Low-frequency hearing loss is one of the rarer forms of hearing loss, and is also known as “reverse-slope hearing loss” because of the shape it makes on an audiogram – a chart used by audiologists to measure hearing loss.
Symptoms of Low-Frequency Hearing Loss
Low-frequency hearing loss means difficulty hearing low-pitch sounds. People with this condition typically have a more difficult time hearing men’s voices than women’s and children’s. They may have an especially difficult time distinguishing between vowel sounds, which are lower in pitch than consonants.
Talking on the phone is also difficult for people with low-frequency hearing loss. Asking people to speak up and stand close is often helpful.
There are certain sounds that a person with low-frequency hearing loss may miss entirely, like the low rumble of the engine of a car, truck or airplane. Music may sound tinny, as people with low-frequency hearing loss are often unable to hear bass sounds.
Causes of Low-Frequency Hearing Loss
There are many possible causes for low-frequency hearing loss. In some cases, it is genetic and present at birth. Other times it is acquired after a childhood illness like the measles. Most cases, however, are caused by Meniere’s disease, an autoimmune disorder that causes episodes of hearing loss, dizziness and tinnitus.
Low-frequency hearing loss may progress over time and become more severe, or it may evolve and affect higher pitches as well.

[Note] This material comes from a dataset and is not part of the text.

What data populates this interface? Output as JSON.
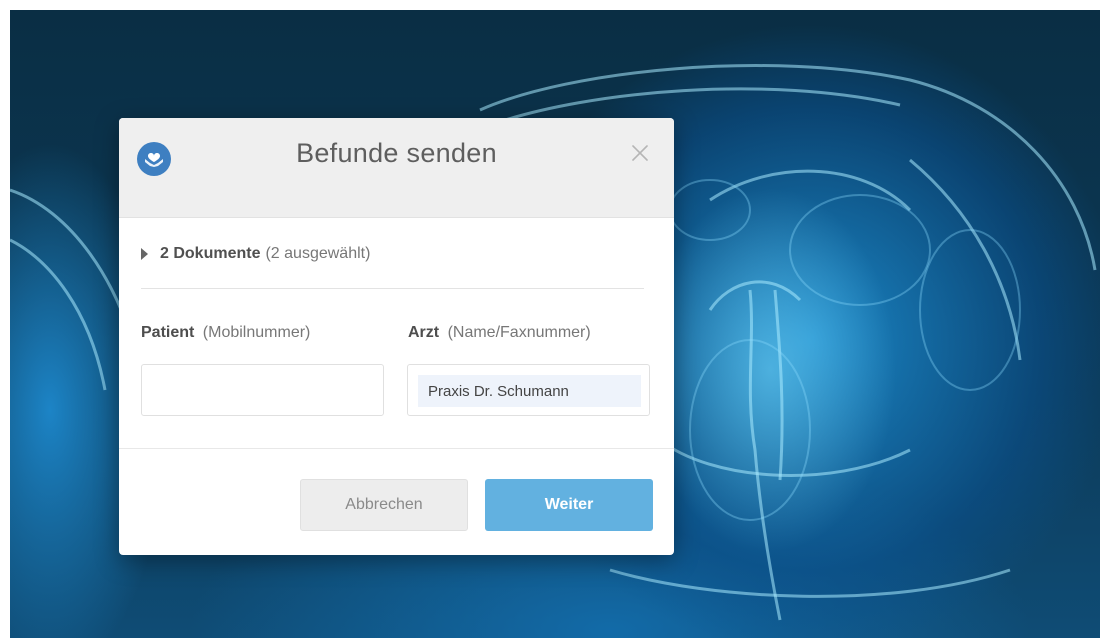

Diagnosis of Low-Frequency Hearing Loss
Because it is so rare, low-frequency hearing loss is often misdiagnosed for years. Standard hearing tests are calibrated to detect the far more common high-frequency hearing loss, and may miss cases of low-frequency loss. With correct testing, however, an audiogram will show the telltale reverse-slope that indicates a low-frequency hearing loss.

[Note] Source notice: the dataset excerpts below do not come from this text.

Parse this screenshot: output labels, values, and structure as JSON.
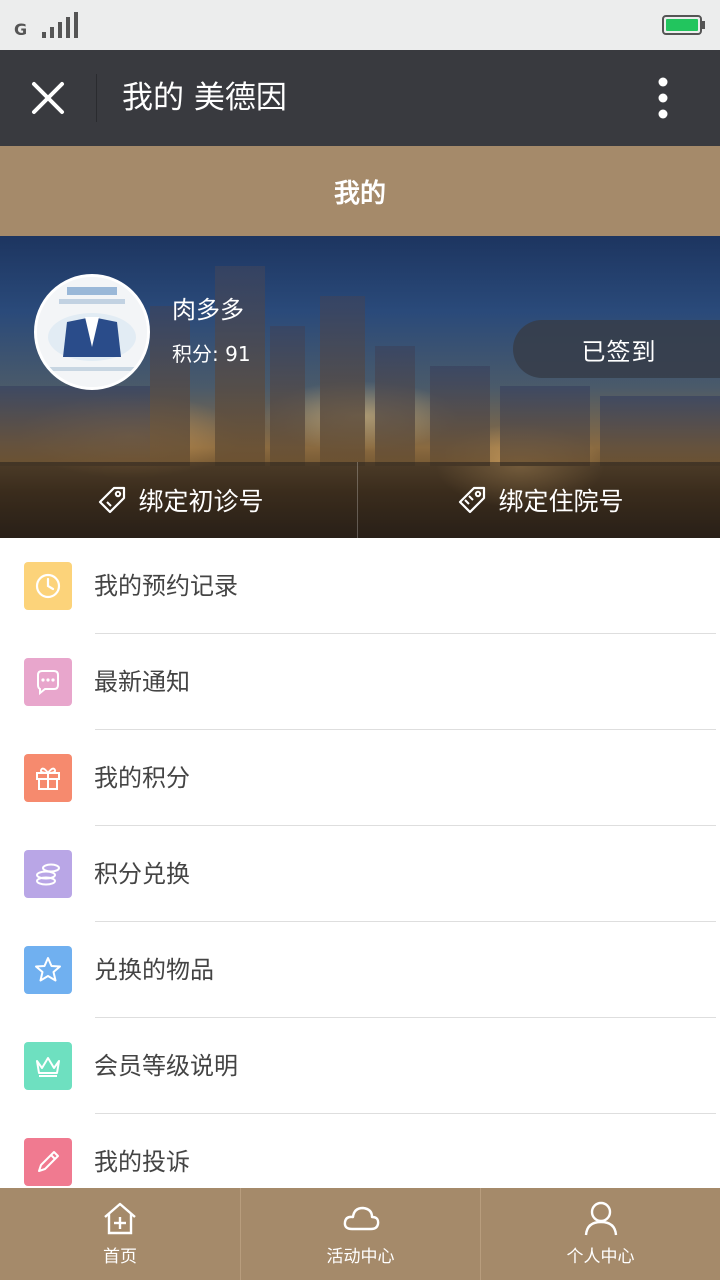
{
  "status_bar": {
    "carrier": "G",
    "signal_icon": "signal-bars-icon",
    "battery_icon": "battery-icon",
    "battery_color": "#22c55e"
  },
  "title_bar": {
    "title": "我的 美德因",
    "close_icon": "close-icon",
    "more_icon": "more-vertical-icon"
  },
  "header": {
    "title": "我的",
    "background": "#a58a6a"
  },
  "profile": {
    "username": "肉多多",
    "points_text": "积分: 91",
    "signin_label": "已签到",
    "bind_first_visit_label": "绑定初诊号",
    "bind_inpatient_label": "绑定住院号"
  },
  "menu": {
    "items": [
      {
        "label": "我的预约记录",
        "icon": "clock-icon",
        "color": "#fcd37a"
      },
      {
        "label": "最新通知",
        "icon": "chat-bubble-icon",
        "color": "#e8a6cc"
      },
      {
        "label": "我的积分",
        "icon": "gift-icon",
        "color": "#f68a6e"
      },
      {
        "label": "积分兑换",
        "icon": "coins-icon",
        "color": "#b9a6e6"
      },
      {
        "label": "兑换的物品",
        "icon": "star-icon",
        "color": "#70b0f0"
      },
      {
        "label": "会员等级说明",
        "icon": "crown-icon",
        "color": "#6ee0c0"
      },
      {
        "label": "我的投诉",
        "icon": "pencil-icon",
        "color": "#f07a90"
      }
    ]
  },
  "bottom_nav": {
    "items": [
      {
        "label": "首页",
        "icon": "home-icon"
      },
      {
        "label": "活动中心",
        "icon": "cloud-icon"
      },
      {
        "label": "个人中心",
        "icon": "user-icon"
      }
    ]
  }
}
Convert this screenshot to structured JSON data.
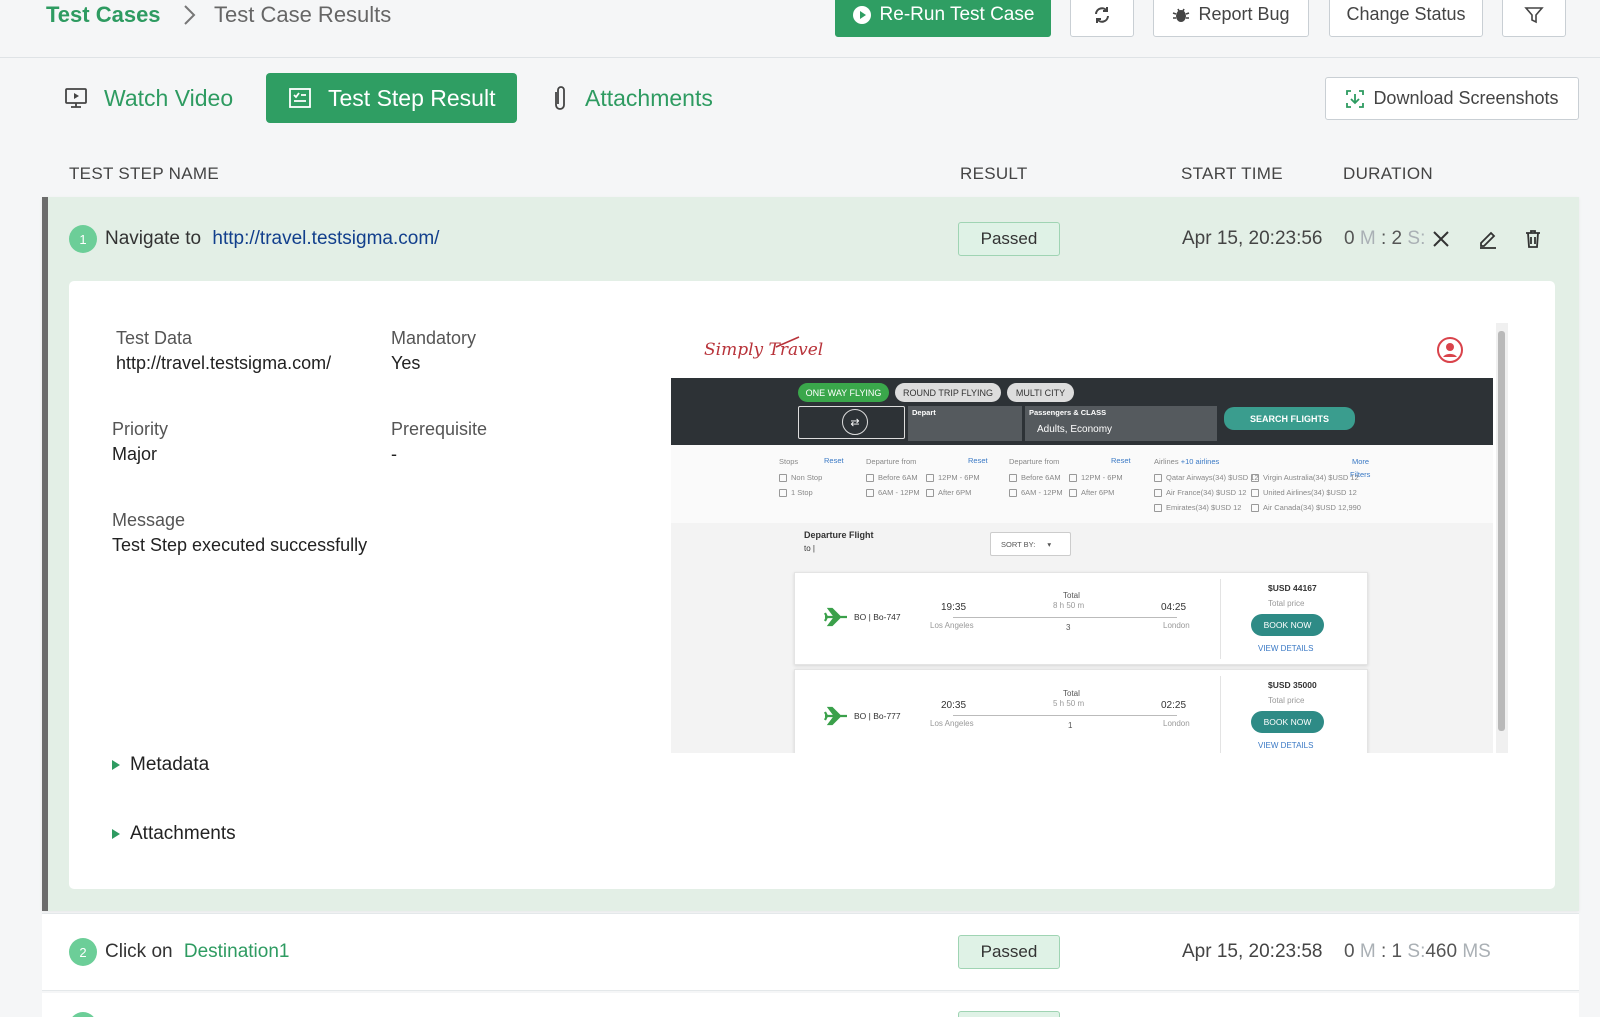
{
  "breadcrumb": {
    "root": "Test Cases",
    "current": "Test Case Results"
  },
  "toolbar": {
    "rerun": "Re-Run Test Case",
    "report_bug": "Report Bug",
    "change_status": "Change Status"
  },
  "tabs": {
    "watch_video": "Watch Video",
    "test_step_result": "Test Step Result",
    "attachments": "Attachments",
    "download": "Download Screenshots"
  },
  "columns": {
    "name": "TEST STEP NAME",
    "result": "RESULT",
    "start": "START TIME",
    "duration": "DURATION"
  },
  "steps": [
    {
      "num": "1",
      "action": "Navigate to",
      "target": "http://travel.testsigma.com/",
      "result": "Passed",
      "start": "Apr 15, 20:23:56",
      "dur_m_val": "0",
      "dur_m_unit": "M",
      "dur_sep": ":",
      "dur_s_val": "2",
      "dur_s_unit": "S:"
    },
    {
      "num": "2",
      "action": "Click on",
      "target": "Destination1",
      "result": "Passed",
      "start": "Apr 15, 20:23:58",
      "dur_m_val": "0",
      "dur_m_unit": "M",
      "dur_sep": ":",
      "dur_s_val": "1",
      "dur_s_unit": "S:",
      "dur_ms_val": "460",
      "dur_ms_unit": "MS"
    }
  ],
  "details": {
    "test_data_label": "Test Data",
    "test_data": "http://travel.testsigma.com/",
    "mandatory_label": "Mandatory",
    "mandatory": "Yes",
    "priority_label": "Priority",
    "priority": "Major",
    "prerequisite_label": "Prerequisite",
    "prerequisite": "-",
    "message_label": "Message",
    "message": "Test Step executed successfully",
    "metadata": "Metadata",
    "attachments": "Attachments"
  },
  "screenshot": {
    "logo": "Simply Travel",
    "pills": [
      "ONE WAY FLYING",
      "ROUND TRIP FLYING",
      "MULTI CITY"
    ],
    "depart": "Depart",
    "passengers_label": "Passengers & CLASS",
    "passengers": "Adults, Economy",
    "search": "SEARCH FLIGHTS",
    "filters": {
      "stops": "Stops",
      "reset": "Reset",
      "departure_from": "Departure from",
      "airlines": "Airlines",
      "more_airlines": "+10 airlines",
      "more": "More",
      "filters": "Filters",
      "non_stop": "Non Stop",
      "one_stop": "1 Stop",
      "before6": "Before 6AM",
      "six_to_12": "6AM - 12PM",
      "twelve_to_6": "12PM - 6PM",
      "after6": "After 6PM",
      "qatar": "Qatar Airways(34)  $USD 12",
      "virgin": "Virgin Australia(34)  $USD 12",
      "airfrance": "Air France(34)  $USD 12",
      "united": "United Airlines(34)  $USD 12",
      "emirates": "Emirates(34)  $USD 12",
      "aircanada": "Air Canada(34)  $USD 12,990"
    },
    "departure_flight": "Departure Flight",
    "to": "to |",
    "sort_by": "SORT BY:",
    "flights": [
      {
        "code": "BO | Bo-747",
        "dep": "19:35",
        "arr": "04:25",
        "from": "Los Angeles",
        "to": "London",
        "total": "Total",
        "duration": "8 h 50 m",
        "stops": "3",
        "price": "$USD 44167",
        "price_label": "Total price",
        "book": "BOOK NOW",
        "view": "VIEW DETAILS"
      },
      {
        "code": "BO | Bo-777",
        "dep": "20:35",
        "arr": "02:25",
        "from": "Los Angeles",
        "to": "London",
        "total": "Total",
        "duration": "5 h 50 m",
        "stops": "1",
        "price": "$USD 35000",
        "price_label": "Total price",
        "book": "BOOK NOW",
        "view": "VIEW DETAILS"
      }
    ]
  },
  "colors": {
    "brand": "#2f9e63",
    "link": "#123f8c",
    "badge_bg": "#dff2e6"
  }
}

Treatment for Low-Frequency Hearing Loss
Hearing aids are the gold standard treatment for low-frequency hearing loss to help amplify low-pitch sounds without making high-pitch sounds uncomfortably loud. Because of the complexity and rarity of this type of hearing loss, it may take a little extra trial-and-error with the programming to get it just right. However, once the hearing aids are programmed to the exact specification of your hearing loss, you’ll enjoy a much better quality of life.